Preheat your oven to 340°F/170°C in natural convection/high and low static heat mode. Spread the hazelnut kernels on an oven tray lined with parchment paper and place in the hot oven for around 10 minutes.
Leave the hazelnuts to cool and place in a clean tea towel. Rub with your hands to remove as much skin as possible.
Place the cold hazelnuts in the blender and blend, pausing to avoid damaging the blender. During these pauses, feel free to use a spoon to loosen the hazelnuts from the sides of the blender, to help save time. The hazelnuts will first turn into a powder, then into a purée and finally into a liquid. This takes about ten minutes.
Melt your chocolate in a saucepan over low heat, stirring to prevent it from sticking.
Add the melted chocolate to the blender and blend to combine. Place the spread in a jar and store in a cupboard away from light.
Notes
You can add a pinch of salt to bring out the taste of the chocolate.

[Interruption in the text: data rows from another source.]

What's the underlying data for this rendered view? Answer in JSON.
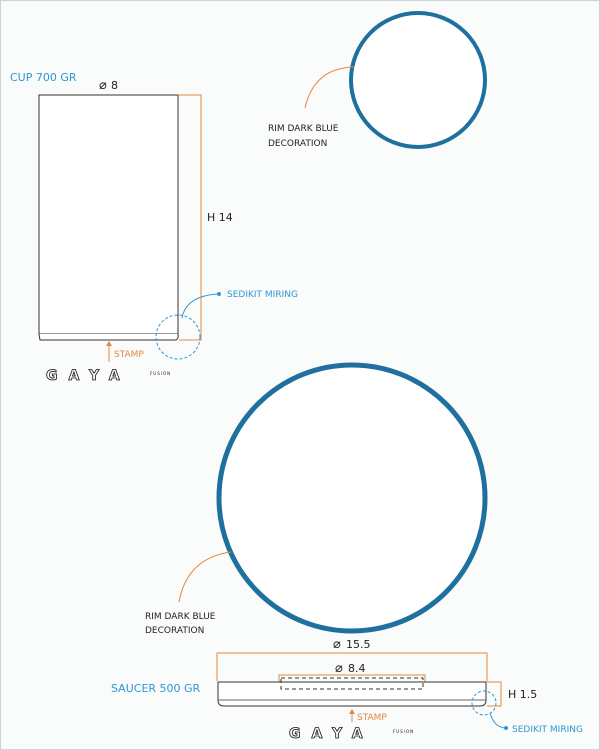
{
  "cup": {
    "title": "CUP 700 GR",
    "diameter": "8",
    "height": "H 14",
    "rim_note": [
      "RIM DARK BLUE",
      "DECORATION"
    ],
    "edge_note": "SEDIKIT MIRING",
    "stamp": "STAMP"
  },
  "saucer": {
    "title": "SAUCER 500 GR",
    "outer_diameter": "15.5",
    "inner_diameter": "8.4",
    "height": "H 1.5",
    "rim_note": [
      "RIM DARK BLUE",
      "DECORATION"
    ],
    "edge_note": "SEDIKIT MIRING",
    "stamp": "STAMP"
  },
  "logo": {
    "text": "GAYA",
    "sub": "FUSION"
  },
  "symbols": {
    "diameter": "⌀"
  },
  "colors": {
    "rim": "#1f6f9f",
    "accent_blue": "#2f97d3",
    "dimension": "#e8873a",
    "outline": "#333333"
  }
}
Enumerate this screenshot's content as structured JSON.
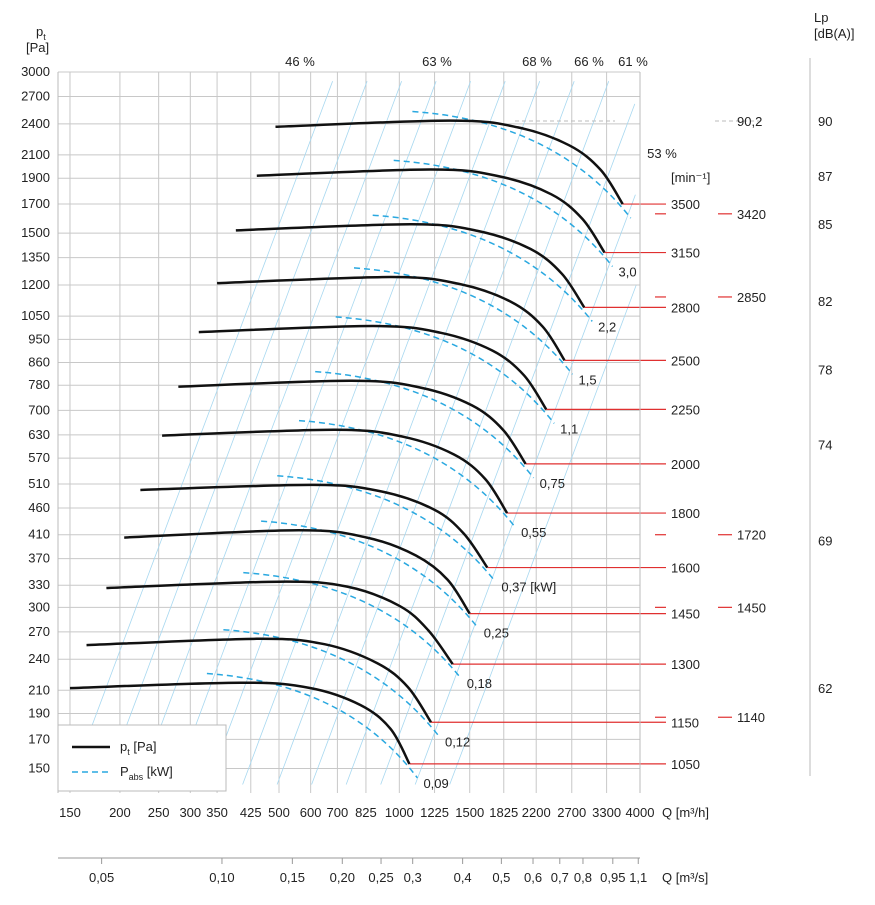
{
  "chart_data": {
    "type": "line",
    "title": "",
    "y_axis": {
      "label_main": "p",
      "label_sub": "t",
      "unit": "[Pa]",
      "scale": "log",
      "ticks": [
        150,
        170,
        190,
        210,
        240,
        270,
        300,
        330,
        370,
        410,
        460,
        510,
        570,
        630,
        700,
        780,
        860,
        950,
        1050,
        1200,
        1350,
        1500,
        1700,
        1900,
        2100,
        2400,
        2700,
        3000
      ],
      "tick_labels": [
        "150",
        "170",
        "190",
        "210",
        "240",
        "270",
        "300",
        "330",
        "370",
        "410",
        "460",
        "510",
        "570",
        "630",
        "700",
        "780",
        "860",
        "950",
        "1050",
        "1200",
        "1350",
        "1500",
        "1700",
        "1900",
        "2100",
        "2400",
        "2700",
        "3000"
      ]
    },
    "x_axis_m3h": {
      "unit": "Q [m³/h]",
      "scale": "log",
      "ticks": [
        150,
        200,
        250,
        300,
        350,
        425,
        500,
        600,
        700,
        825,
        1000,
        1225,
        1500,
        1825,
        2200,
        2700,
        3300,
        4000
      ],
      "tick_labels": [
        "150",
        "200",
        "250",
        "300",
        "350",
        "425",
        "500",
        "600",
        "700",
        "825",
        "1000",
        "1225",
        "1500",
        "1825",
        "2200",
        "2700",
        "3300",
        "4000"
      ]
    },
    "x_axis_m3s": {
      "unit": "Q [m³/s]",
      "ticks": [
        0.05,
        0.1,
        0.15,
        0.2,
        0.25,
        0.3,
        0.4,
        0.5,
        0.6,
        0.7,
        0.8,
        0.95,
        1.1
      ],
      "tick_labels": [
        "0,05",
        "0,10",
        "0,15",
        "0,20",
        "0,25",
        "0,3",
        "0,4",
        "0,5",
        "0,6",
        "0,7",
        "0,8",
        "0,95",
        "1,1"
      ]
    },
    "right_axis": {
      "title": "Lp",
      "unit": "[dB(A)]",
      "ticks": [
        "90",
        "87",
        "85",
        "82",
        "78",
        "74",
        "69",
        "62"
      ],
      "tick_pt": [
        2430,
        1920,
        1560,
        1120,
        835,
        605,
        400,
        212
      ]
    },
    "efficiency_labels": [
      "46 %",
      "63 %",
      "68 %",
      "66 %",
      "61 %",
      "53 %"
    ],
    "speed_unit": "[min⁻¹]",
    "series": [
      {
        "name": "1050",
        "power": "0,09",
        "q": [
          150,
          400,
          600,
          800,
          950,
          1060
        ],
        "pt": [
          212,
          217,
          212,
          197,
          178,
          153
        ]
      },
      {
        "name": "1150",
        "power": "0,12",
        "q": [
          165,
          440,
          650,
          880,
          1050,
          1200
        ],
        "pt": [
          255,
          262,
          256,
          236,
          213,
          183
        ]
      },
      {
        "name": "1300",
        "power": "0,18",
        "q": [
          185,
          500,
          740,
          1000,
          1180,
          1360
        ],
        "pt": [
          326,
          335,
          328,
          302,
          272,
          235
        ]
      },
      {
        "name": "1450",
        "power": "0,25",
        "q": [
          205,
          560,
          830,
          1100,
          1320,
          1500
        ],
        "pt": [
          405,
          418,
          405,
          375,
          338,
          292
        ]
      },
      {
        "name": "1600",
        "power": "0,37 [kW]",
        "q": [
          225,
          610,
          900,
          1220,
          1450,
          1660
        ],
        "pt": [
          497,
          508,
          494,
          457,
          412,
          356
        ]
      },
      {
        "name": "1800",
        "power": "0,55",
        "q": [
          255,
          690,
          1020,
          1370,
          1640,
          1860
        ],
        "pt": [
          628,
          644,
          625,
          579,
          521,
          450
        ]
      },
      {
        "name": "2000",
        "power": "0,75",
        "q": [
          280,
          760,
          1130,
          1520,
          1820,
          2070
        ],
        "pt": [
          775,
          795,
          772,
          715,
          643,
          556
        ]
      },
      {
        "name": "2250",
        "power": "1,1",
        "q": [
          315,
          860,
          1270,
          1710,
          2050,
          2330
        ],
        "pt": [
          980,
          1006,
          977,
          905,
          814,
          703
        ]
      },
      {
        "name": "2500",
        "power": "1,5",
        "q": [
          350,
          955,
          1410,
          1900,
          2280,
          2590
        ],
        "pt": [
          1210,
          1242,
          1206,
          1117,
          1005,
          868
        ]
      },
      {
        "name": "2800",
        "power": "2,2",
        "q": [
          390,
          1070,
          1580,
          2130,
          2550,
          2900
        ],
        "pt": [
          1518,
          1558,
          1513,
          1401,
          1260,
          1090
        ]
      },
      {
        "name": "3150",
        "power": "3,0",
        "q": [
          440,
          1200,
          1780,
          2400,
          2870,
          3260
        ],
        "pt": [
          1920,
          1972,
          1915,
          1773,
          1595,
          1380
        ]
      },
      {
        "name": "3500",
        "power": "",
        "q": [
          490,
          1340,
          1980,
          2660,
          3190,
          3620
        ],
        "pt": [
          2370,
          2434,
          2364,
          2189,
          1969,
          1700
        ]
      }
    ],
    "noise_markers": [
      {
        "label": "90,2",
        "pt": 2430
      },
      {
        "label": "3420",
        "pt": 1630
      },
      {
        "label": "2850",
        "pt": 1140
      },
      {
        "label": "1720",
        "pt": 410
      },
      {
        "label": "1450",
        "pt": 300
      },
      {
        "label": "1140",
        "pt": 187
      }
    ],
    "legend": [
      {
        "symbol": "p",
        "sub": "t",
        "suffix": " [Pa]"
      },
      {
        "symbol": "P",
        "sub": "abs",
        "suffix": " [kW]"
      }
    ],
    "grid": true,
    "legend_position": "bottom-left"
  }
}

I wouldn't recommend reducing the quantities: otherwise you risk your blender/robot running on empty.
While blending the hazelnuts, take breaks with the blender so that it doesn't overheat and break (this has been my experience!).
Only melt your chocolate once your hazelnuts have been roasted and blended, as described in the recipe. Otherwise, it will harden in the pan and you'll end up with a play-dough texture you can't use (more experience!).